The Curious Case of “Translator’s Style”: What can Corpus Stylistics and Cognitive Poetics Tell us about the Mind Style of the Translator?

Document Type : Original Article

Author

Department of English, Faculty of Al-Alsun (Languages), Ain Shams University, Egypt.

Abstract

If style in general is difficult to nail down, translator’s style is obstinately even more elusive. The phenomenon of “Mind Style” has been researched with a narrow focus on the author, or the characters/narrators of a fictional text and their idiosyncratic, or abnormal, perception of the world. This paper uses “mind style” as a key to investigating a translator’s style, benefiting from a balanced merge between quantitative (Corpus Stylistics) and qualitative (Cognitive Poetics) approaches.
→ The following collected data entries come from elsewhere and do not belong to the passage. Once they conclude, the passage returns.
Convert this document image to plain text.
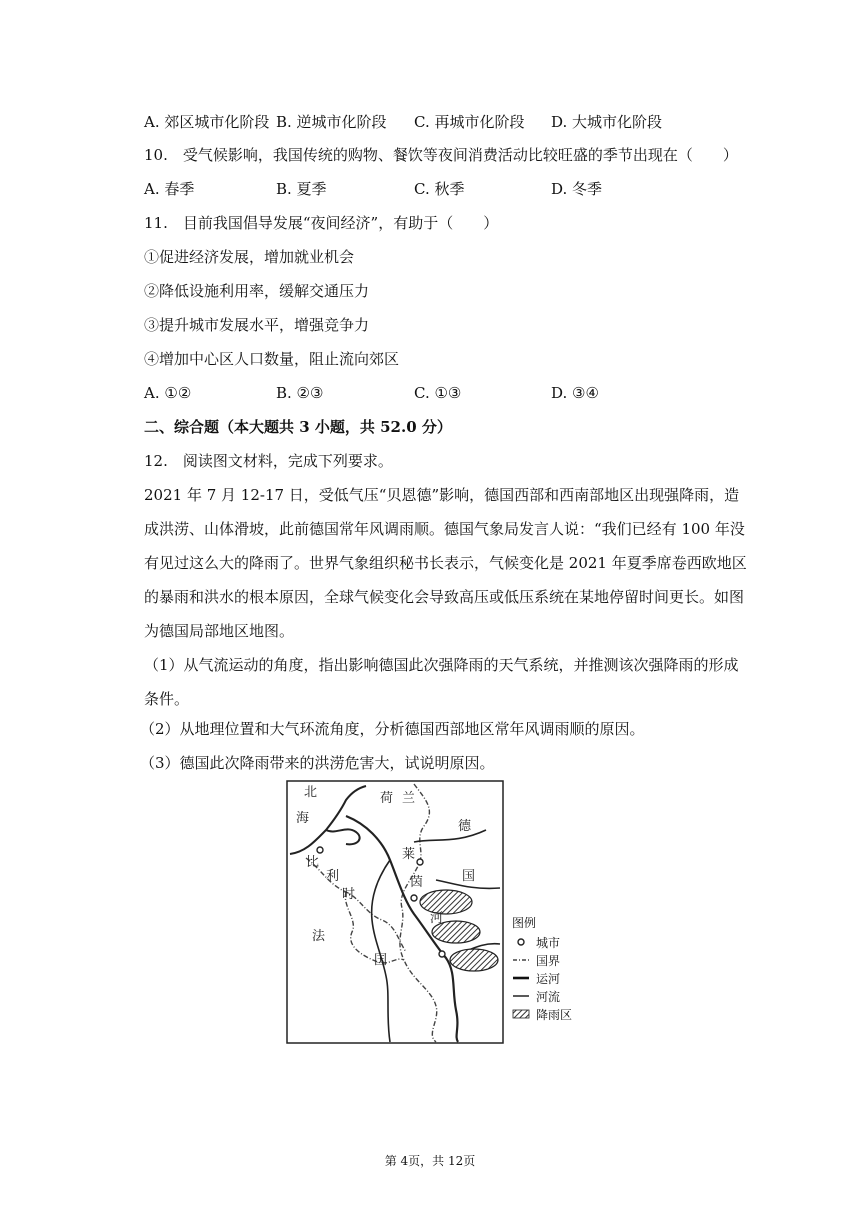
A. 郊区城市化阶段 B. 逆城市化阶段 C. 再城市化阶段 D. 大城市化阶段
10.　受气候影响，我国传统的购物、餐饮等夜间消费活动比较旺盛的季节出现在（　　）
A. 春季	B. 夏季	C. 秋季	D. 冬季
11.　目前我国倡导发展“夜间经济”，有助于（　　）
①促进经济发展，增加就业机会
②降低设施利用率，缓解交通压力
③提升城市发展水平，增强竞争力
④增加中心区人口数量，阻止流向郊区
A. ①②	B. ②③	C. ①③	D. ③④
二、综合题（本大题共 3 小题，共 52.0 分）
12.　阅读图文材料，完成下列要求。
2021 年 7 月 12-17 日，受低气压“贝恩德”影响，德国西部和西南部地区出现强降雨，造成洪涝、山体滑坡，此前德国常年风调雨顺。德国气象局发言人说：“我们已经有 100 年没有见过这么大的降雨了。世界气象组织秘书长表示，气候变化是 2021 年夏季席卷西欧地区的暴雨和洪水的根本原因，全球气候变化会导致高压或低压系统在某地停留时间更长。如图为德国局部地区地图。
（1）从气流运动的角度，指出影响德国此次强降雨的天气系统，并推测该次强降雨的形成条件。
（2）从地理位置和大气环流角度，分析德国西部地区常年风调雨顺的原因。
（3）德国此次降雨带来的洪涝危害大，试说明原因。
北
海
荷 兰
德
国
莱
茵
河
比
利
时
法
国
图例
城市
国界
运河
河流
降雨区
第 4页，共 12页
It contrasts two translations into English of Naguib Mahfouz’s, 1988 Nobel Laureate, Awald Ḥaratina (The Children of our Alley). The paper quantitatively traces the two translators’ different stylistic choices and consistent patterns, and qualitatively analyzes dominant schemata and conceptual metaphors, in an attempt to identify the mind style of each translator. If a translator is a reader of the original, then he/she brings to the same text an idiosyncratic mind style based on an individual recreation of the style of the original, which defines the translator’s fingerprint. The paper concludes that each of the two translators displays persistent patterns on the micro-level which accumulatively affect the macro-level style of the text, reconstructing a cognitive state that is individual in its nature to the translator.